Enjoying a central position on the Turkish Riviera, Kalkan has developed a reputation as one of the area’s more sophisticated resorts. Aficionados return year after year to enjoy its unique blend of modern comforts and traditional surroundings, while Kalkan’s hillside geography makes for stunning views across the Mediterranean coastline.
The town has plenty to offer, whether you’re coming as a couple, a family, or with friends. A cut above the usual ‘sun, sea and sand’ destinations, it quickly steals your heart. Many regular visitors choose to buy their own holiday property in Kalkan or plan to move there on a permanent basis. You’ll soon understand why.
Kalkan is the ideal place to revel in some much-needed relaxation, or as a base to discover the wider area. It just depends how active you want to be. Don’t feel you need to rush around and do everything at once, though – once you discover Kalkan, you’re bound to come back.
Explore the town
The old part of town nestles at the foot of the Taurus Mountains, where you’ll find cobbled streets, authentic shuttered buildings, and a picturesque harbour. Stroll along the harbour wall to the lighthouse or explore the winding streets with their mix of Turkish and Greek architecture. There are traditional craft shops, beautiful gifts and, of course, a mouth-watering range of places to eat and drink. Indulge in delicious meze, local fish and seafood dishes, or at the very least a cocktail or two. Find your favourite rooftop restaurant and take in the views while you eat – it’s a treat not to be missed.

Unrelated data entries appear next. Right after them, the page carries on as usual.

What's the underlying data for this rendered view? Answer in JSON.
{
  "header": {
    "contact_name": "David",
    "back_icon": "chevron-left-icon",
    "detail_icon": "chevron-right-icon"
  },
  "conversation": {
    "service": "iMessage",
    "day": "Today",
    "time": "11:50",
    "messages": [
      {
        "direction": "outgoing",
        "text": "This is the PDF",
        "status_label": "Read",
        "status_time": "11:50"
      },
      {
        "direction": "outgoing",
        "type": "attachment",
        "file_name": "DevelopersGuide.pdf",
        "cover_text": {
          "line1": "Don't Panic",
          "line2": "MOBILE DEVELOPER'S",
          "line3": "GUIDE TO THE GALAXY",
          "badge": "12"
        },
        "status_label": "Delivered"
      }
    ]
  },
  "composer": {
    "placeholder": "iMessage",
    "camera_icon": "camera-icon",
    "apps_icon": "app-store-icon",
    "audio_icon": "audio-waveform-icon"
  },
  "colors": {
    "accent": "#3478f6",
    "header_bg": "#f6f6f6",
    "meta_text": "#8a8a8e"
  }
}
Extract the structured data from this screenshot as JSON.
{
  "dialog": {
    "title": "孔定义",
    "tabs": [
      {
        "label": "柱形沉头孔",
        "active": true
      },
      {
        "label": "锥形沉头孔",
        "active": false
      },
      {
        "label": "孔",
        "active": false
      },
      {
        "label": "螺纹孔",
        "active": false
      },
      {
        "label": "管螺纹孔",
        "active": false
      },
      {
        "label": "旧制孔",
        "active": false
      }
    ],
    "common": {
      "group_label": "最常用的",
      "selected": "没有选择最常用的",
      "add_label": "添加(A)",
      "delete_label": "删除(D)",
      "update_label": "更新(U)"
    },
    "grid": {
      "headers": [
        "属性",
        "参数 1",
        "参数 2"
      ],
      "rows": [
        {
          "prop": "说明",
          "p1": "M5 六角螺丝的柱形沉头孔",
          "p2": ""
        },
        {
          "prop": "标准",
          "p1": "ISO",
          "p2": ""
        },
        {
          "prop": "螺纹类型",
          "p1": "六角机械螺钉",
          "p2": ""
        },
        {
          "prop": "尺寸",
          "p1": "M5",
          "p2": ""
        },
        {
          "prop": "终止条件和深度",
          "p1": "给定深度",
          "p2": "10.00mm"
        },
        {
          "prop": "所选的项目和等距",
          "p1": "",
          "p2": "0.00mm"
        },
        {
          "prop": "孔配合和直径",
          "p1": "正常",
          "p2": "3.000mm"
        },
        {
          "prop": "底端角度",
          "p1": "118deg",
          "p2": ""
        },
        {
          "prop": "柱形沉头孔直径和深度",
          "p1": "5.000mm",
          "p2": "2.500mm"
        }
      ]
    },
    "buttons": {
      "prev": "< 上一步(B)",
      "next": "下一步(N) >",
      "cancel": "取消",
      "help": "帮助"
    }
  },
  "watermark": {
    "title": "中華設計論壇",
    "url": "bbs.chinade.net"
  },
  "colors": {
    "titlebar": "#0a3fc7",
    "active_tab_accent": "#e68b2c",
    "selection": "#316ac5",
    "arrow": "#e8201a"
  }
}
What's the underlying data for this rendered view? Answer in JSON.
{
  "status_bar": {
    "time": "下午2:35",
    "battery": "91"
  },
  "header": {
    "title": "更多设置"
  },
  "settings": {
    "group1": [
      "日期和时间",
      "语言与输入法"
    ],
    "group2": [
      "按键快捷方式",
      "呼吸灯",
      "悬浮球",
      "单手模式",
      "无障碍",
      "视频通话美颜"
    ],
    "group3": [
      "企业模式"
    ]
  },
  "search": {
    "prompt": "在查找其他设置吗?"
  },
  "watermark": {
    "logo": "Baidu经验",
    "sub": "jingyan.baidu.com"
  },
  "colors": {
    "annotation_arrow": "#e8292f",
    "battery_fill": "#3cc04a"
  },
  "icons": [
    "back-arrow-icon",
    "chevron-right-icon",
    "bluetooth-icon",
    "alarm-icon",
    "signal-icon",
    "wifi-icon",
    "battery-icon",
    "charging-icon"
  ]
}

Further up the hillside is the new town, Ortaalan. Here are more modern shops for everyday needs, as well as the town’s bus station; Kalkan has a thriving community all year round. The weekly market is held on Thursdays, when those from the outlying villages come into town to add to the bustle. Wander the stalls and haggle for everything from fresh spices to leather goods and homewares.
Step back in time
Turkey’s history is a rich and fascinating tapestry, and there are numerous ancient sites and ruins to help you learn more.
Xanthos and Letoon are both UNESCO world heritage sites. The former dates back to 4BC and was the capital of ancient Lycia before the Persians, Greeks and Romans took their turn at commanding the area. In Letoon, you can see the Temples of Leto and her children, Artemis and Apollo.
Patara is said to have been founded by Patarus, one of Apollo’s sons. Excavations are still ongoing and have already yielded a huge theatre, Roman baths and a parliament building. Much of the stonework is in surprisingly good condition, making it a rewarding experience.
Around an hour’s drive from Kalkan is Tlos, one of Lycia’s main cities, with key features including a fortress, rock tombs and agora. A similar distance along the coast to the west is Myra, another significant and ancient city.
Hop over to Greece
Just two kilometres off the Turkish coast lies the Greek island of Meis, also known as Kastellorizo. Its official name, Megisti, is rarely used but means ‘biggest’ or ‘greatest’. However, Meis is just 11.98 square kilometres, making it the smallest of the Dodecanese.
Daily ferry trips lasting around 45 minutes run from nearby Kaş, giving you chance to spend several very pleasant hours on the island. It’s truly charming, with colourful buildings, a small museum and breath-taking scenery. Keen walkers will enjoy hiking into the hills – an activity best avoided in high summer – while others will prefer to sit at one of the picturesque harbourside tavernas and watch the loggerhead turtles that inhabit the waters.
Take a speedboat to St George’s Island, a small outcrop with its own beach and restaurant, before going on to the beautiful Blue Cave; the name speaks for itself, and it’s a natural wonder worth seeing.
Discover the best beaches
You’ll be spoiled for choice when it comes to planning a lazy beach day. Kalkan’s own beach is pebbly with crystal clear water, perfect for snorkelling. It enjoys Blue Flag status and is handy for facilities, making it a good family choice.
Go along the coast road towards Kaş – a treat in itself – and you’ll come to Kaputaş. This enchanting cove is a mix of shingle and sand, with turquoise water lapping at the shore. Don’t let the steps put you off – you’ll need to go down 180 or so to reach the beach, and of course climb them again afterwards – because it’s one of the most beautiful places you’ll visit.
We’ve already mentioned Patara as a historical feature, but the beach is equally special. Set in a national park, it’s Turkey’s longest beach with sands stretching for around 20km. Each year, loggerhead sea turtles – Caretta Caretta – return to breed so it’s also protected. Be sure to follow the rules and be sure you don’t disturb them during nesting season.
Take to the water
Daily boat trips will take you along the coast, allowing you to relax on board while you discover the area from a fresh perspective. Many visit the sunken city of Kekova, where you can marvel at the underwater ruins, as well as including numerous swim stops and a delicious barbecue lunch.
If you prefer to be more active, you might want to try scuba diving. Beginners are catered for in the shallower waters, while experienced divers can book private trips to explore local marine life and a number of underwater shipwrecks. There are some 15 dive sites in the area, while Kalkan is also a great spot for snorkelling enthusiasts.